What the “good” side of enabling often comes down to, is the belief that it can be used to help people who have trouble with an action that comes with a negative meaning. So, in counseling and therapy, enabling is a “good” thing to do. Some people use enabling to help them overcome bad behaviors, while others use it as a way to change other people’s negative behaviors toward them.
The “bad” side of enabling is usually associated with the negative connotations of being able to “help” someone else “do what’s right.” You will often hear the phrase “I enabled that behavior,” or “that person could only be helped by me.” So, if a counselor says, “My client was acting out because she was afraid, and now she knows she is OK,” the enabling is seen as something that helped her to do what’s right. The therapist doesn’t actually like the idea that she can’t do something herself.
The “good” side of enabling, however, is that enabling brings a lot of positive benefits to both the person who is enabling and to the people they are helping. Let me explain.

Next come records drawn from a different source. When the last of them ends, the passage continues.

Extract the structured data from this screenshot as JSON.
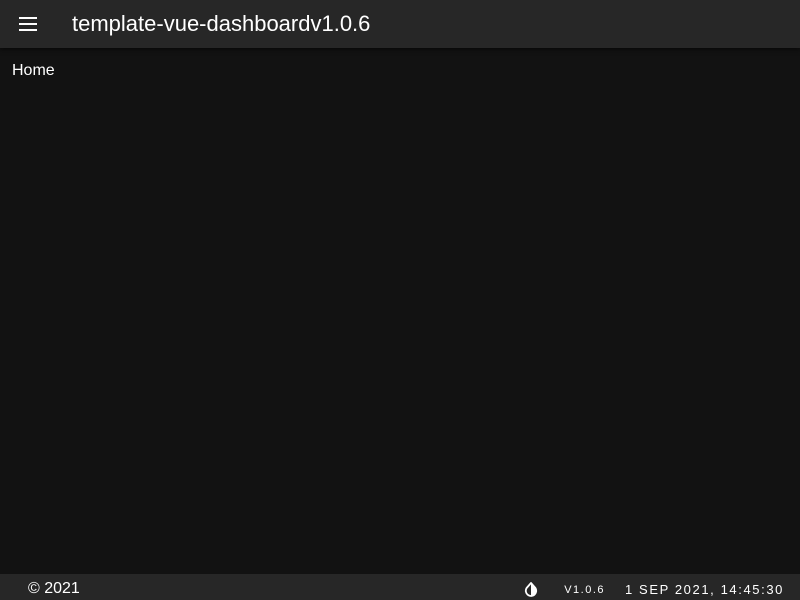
{
  "app_bar": {
    "title": "template-vue-dashboardv1.0.6",
    "menu_icon": "hamburger-menu-icon",
    "background": "#272727"
  },
  "main": {
    "page_label": "Home",
    "background": "#121212"
  },
  "footer": {
    "copyright": "© 2021",
    "theme_icon": "invert-colors-icon",
    "version": "V1.0.6",
    "datetime": "1 SEP 2021, 14:45:30",
    "background": "#272727"
  }
}
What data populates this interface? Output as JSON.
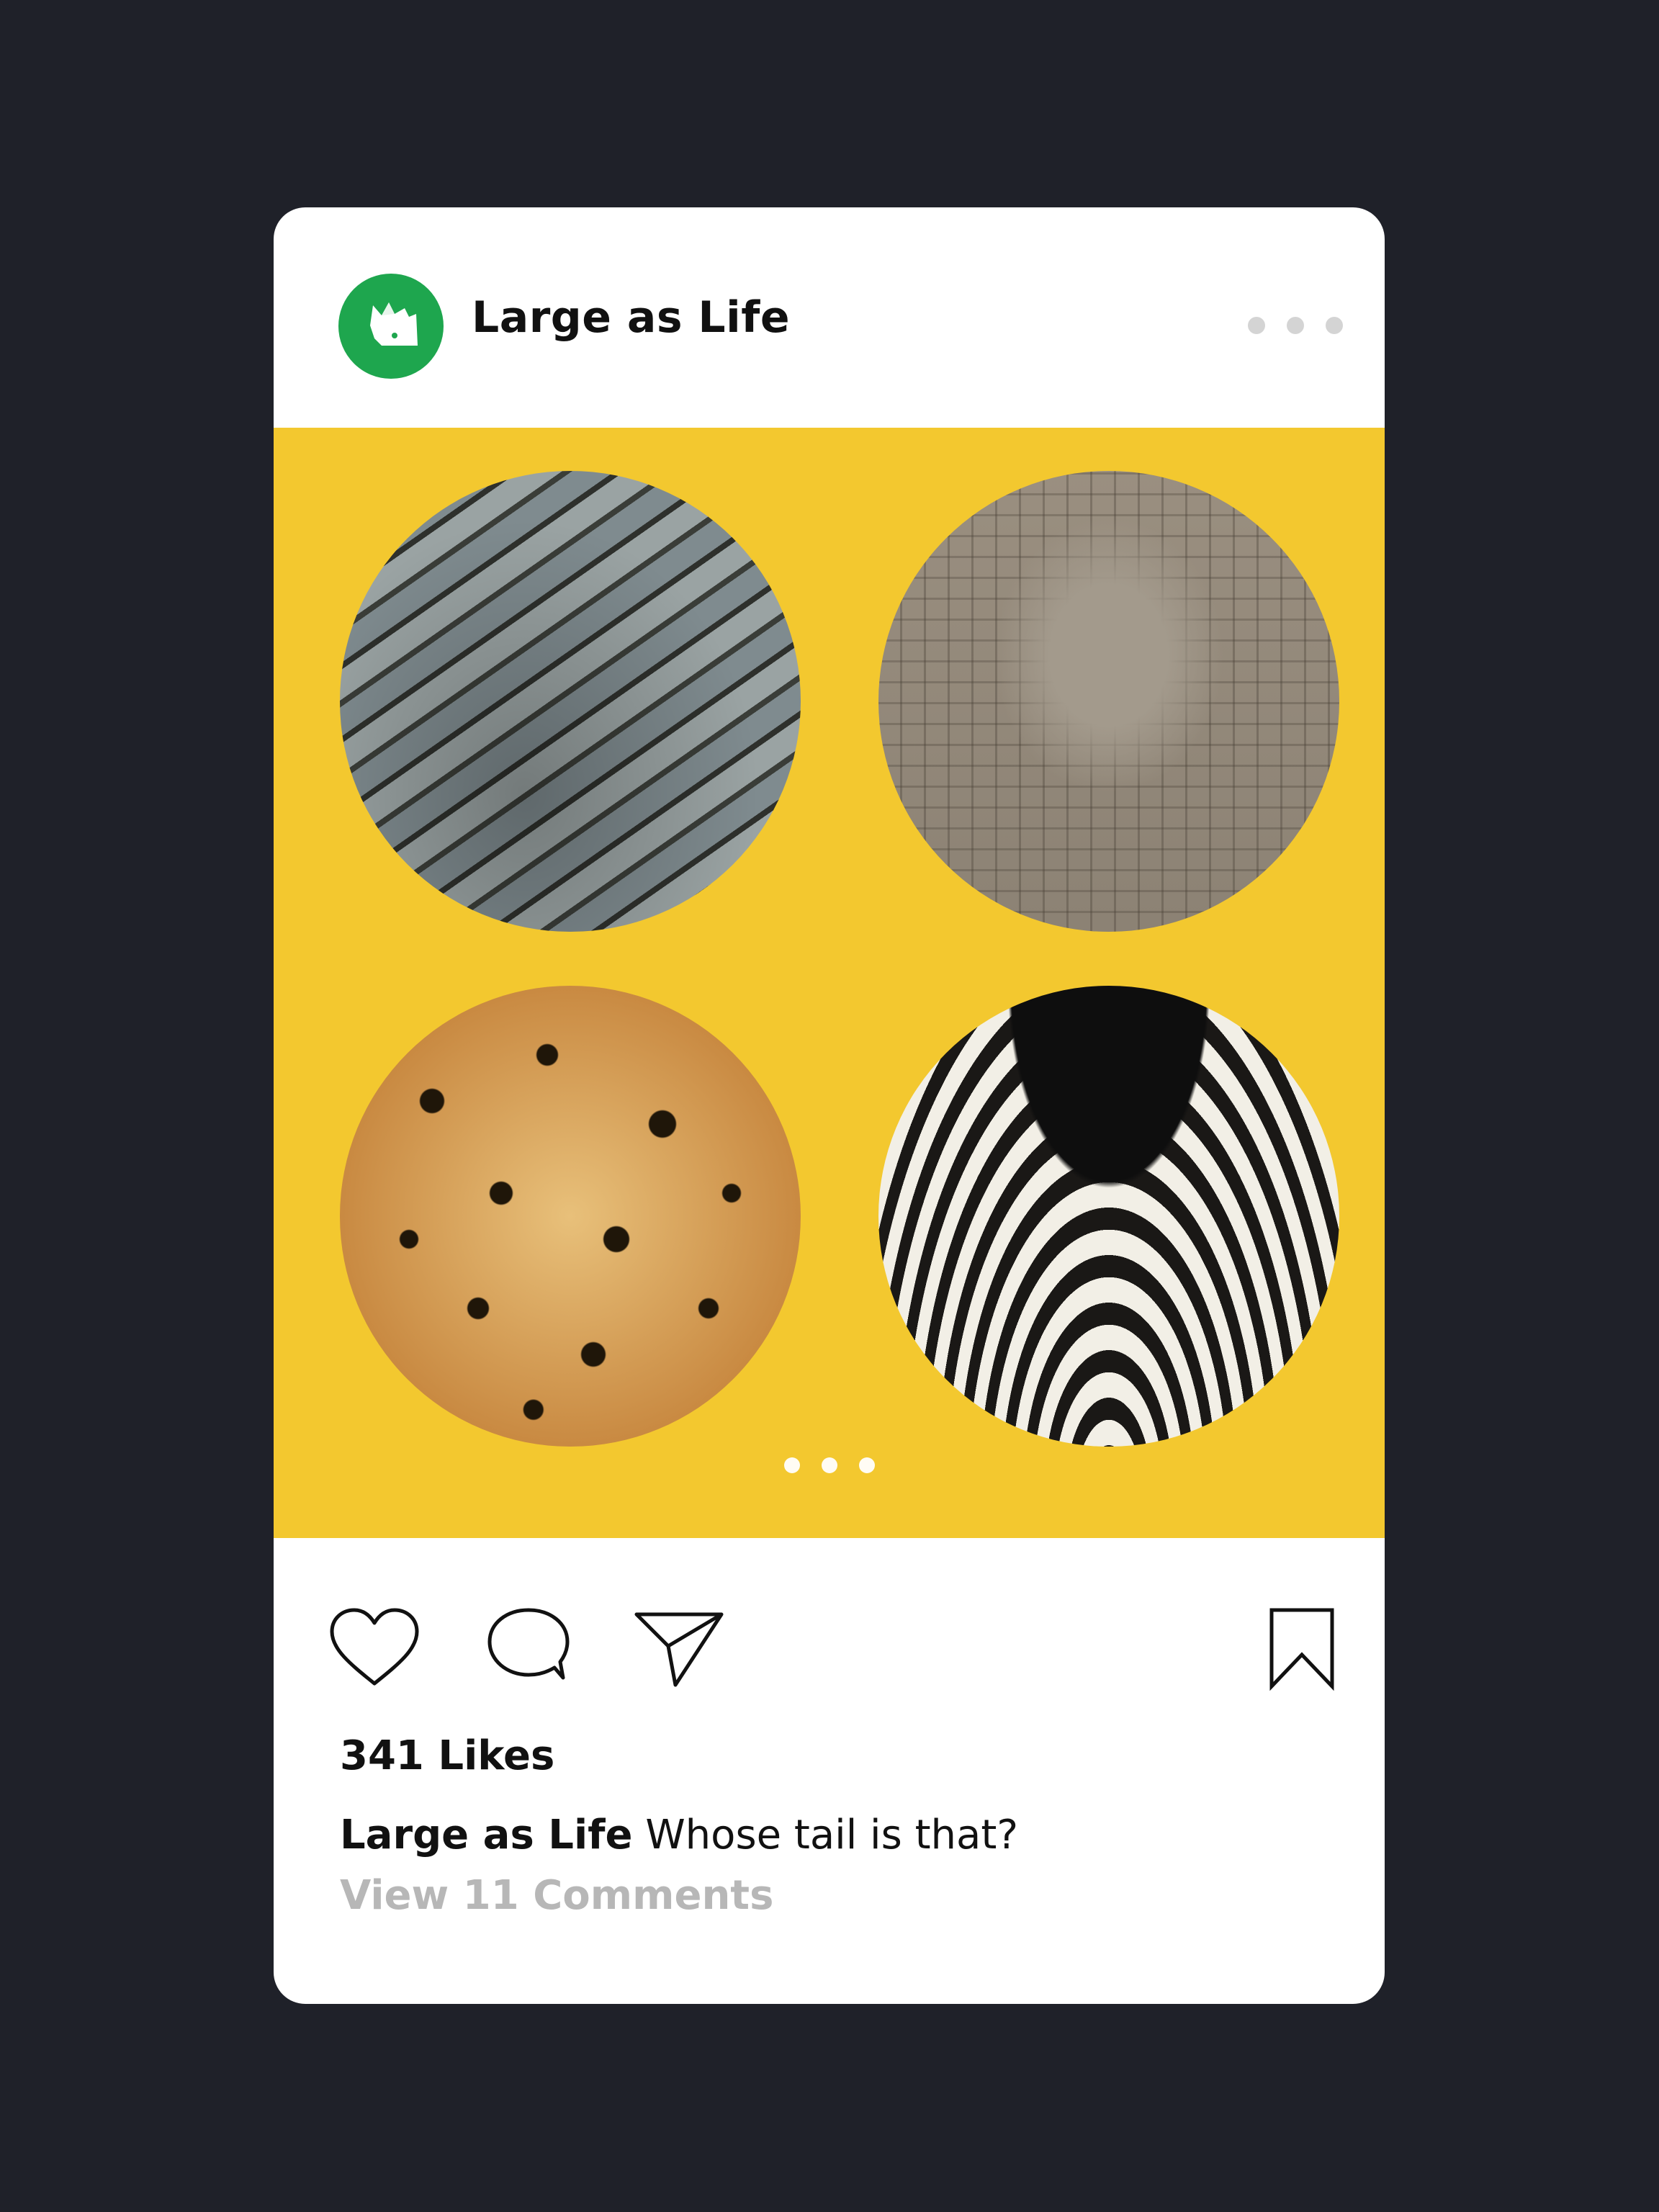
{
  "post": {
    "account_name": "Large as Life",
    "avatar_icon": "rhino-icon",
    "avatar_color": "#1ea64e",
    "media_background": "#f3c82f",
    "images": [
      "crocodile-tail",
      "elephant-tail",
      "leopard-tail",
      "zebra-tail"
    ],
    "carousel_dots": 3,
    "likes": "341 Likes",
    "caption_user": "Large as Life",
    "caption_text": "Whose tail is that?",
    "view_comments": "View 11 Comments"
  },
  "actions": {
    "like_icon": "heart-icon",
    "comment_icon": "comment-icon",
    "share_icon": "send-icon",
    "save_icon": "bookmark-icon"
  }
}
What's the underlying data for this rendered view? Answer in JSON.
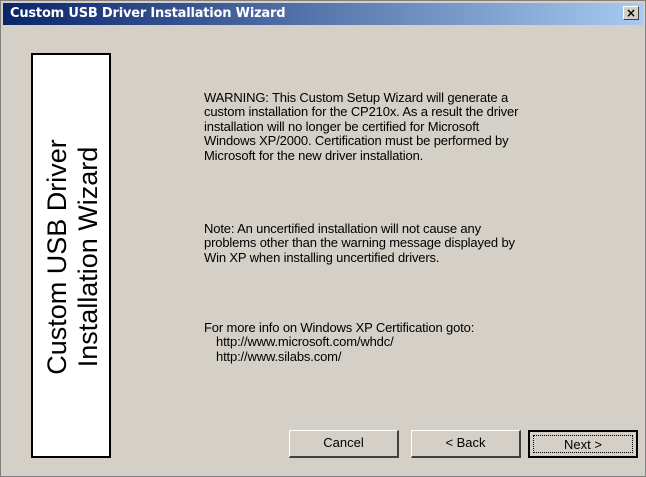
{
  "window": {
    "title": "Custom USB Driver Installation Wizard",
    "close_label": "×"
  },
  "sidebar": {
    "line1": "Custom USB Driver",
    "line2": "Installation Wizard"
  },
  "content": {
    "warning": "WARNING: This Custom Setup Wizard will generate a custom installation for the CP210x. As a result the driver installation will no longer be certified for Microsoft Windows XP/2000. Certification must be performed by Microsoft for the new driver installation.",
    "note": "Note: An uncertified installation will not cause any problems other than the warning message displayed by Win XP when installing uncertified drivers.",
    "info_heading": "For more info on Windows XP Certification goto:",
    "link1": "http://www.microsoft.com/whdc/",
    "link2": "http://www.silabs.com/"
  },
  "buttons": {
    "cancel": "Cancel",
    "back": "< Back",
    "next": "Next >"
  }
}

By using a good example, let’s say that a counselor in a school district sets up a game that encourages students to use one of their most creative, yet most disruptive behaviors in a way that helps everyone. A student in a class where she might have been disciplined for this disruptive behavior can take advantage of a game to learn how to communicate in creative ways.
With a good game to help her work on this behavior, the student might be more likely to develop the skills to communicate and think outside the box when in social situations. This might make it easier for her to deal with situations where she may feel like a member of the group isn’t accepting of her disruptive behavior. The group might be a small one – she might be in a single-person class, but the group can include many different people – and all of them will benefit from this activity.
In a case like this, the district’s administrator might see this example and think that by helping the student to improve her communication skills, she is helping her as well. and helping her group of students to become more accepting of each other.
Now imagine a different bad example.
Suppose that a teen’s behavior is disrupting the social activities of her friends, and she is scared to go out of her house, because of her bad behavior, she is afraid to leave her room alone, and she cannot communicate with the rest of her friends.
In a therapy situation, the counselor can help the teen to create a game that allows her to show her friends how to express her creativity without doing something that will upset the group and then help her to find ways to let go of her bad behavior by using her imagination and creativity in her life instead. Then, as a reward, the group can let go of the idea that letting go of her bad behavior is going to solve any of the problems.
This example illustrates how we can get so much good, even if we take some of the negative aspects of our behaviors out of social settings and our interactions. When we encourage others to let go of what makes them bad, they are more likely to take responsibility for themselves and for their behavior.
Even in social groups, we need to let go of what makes us uncomfortable in order to grow as people. It is easier to do that when we are not afraid of having to hurt another person or hurting ourselves in order to do so.
As a result of this, we are more likely to help each other, and to learn how to help ourselves. in a variety of ways. Our ability to help others will grow and become more rewarding, not just as adults, but also as people that we can become closer to as we interact with them in future situations.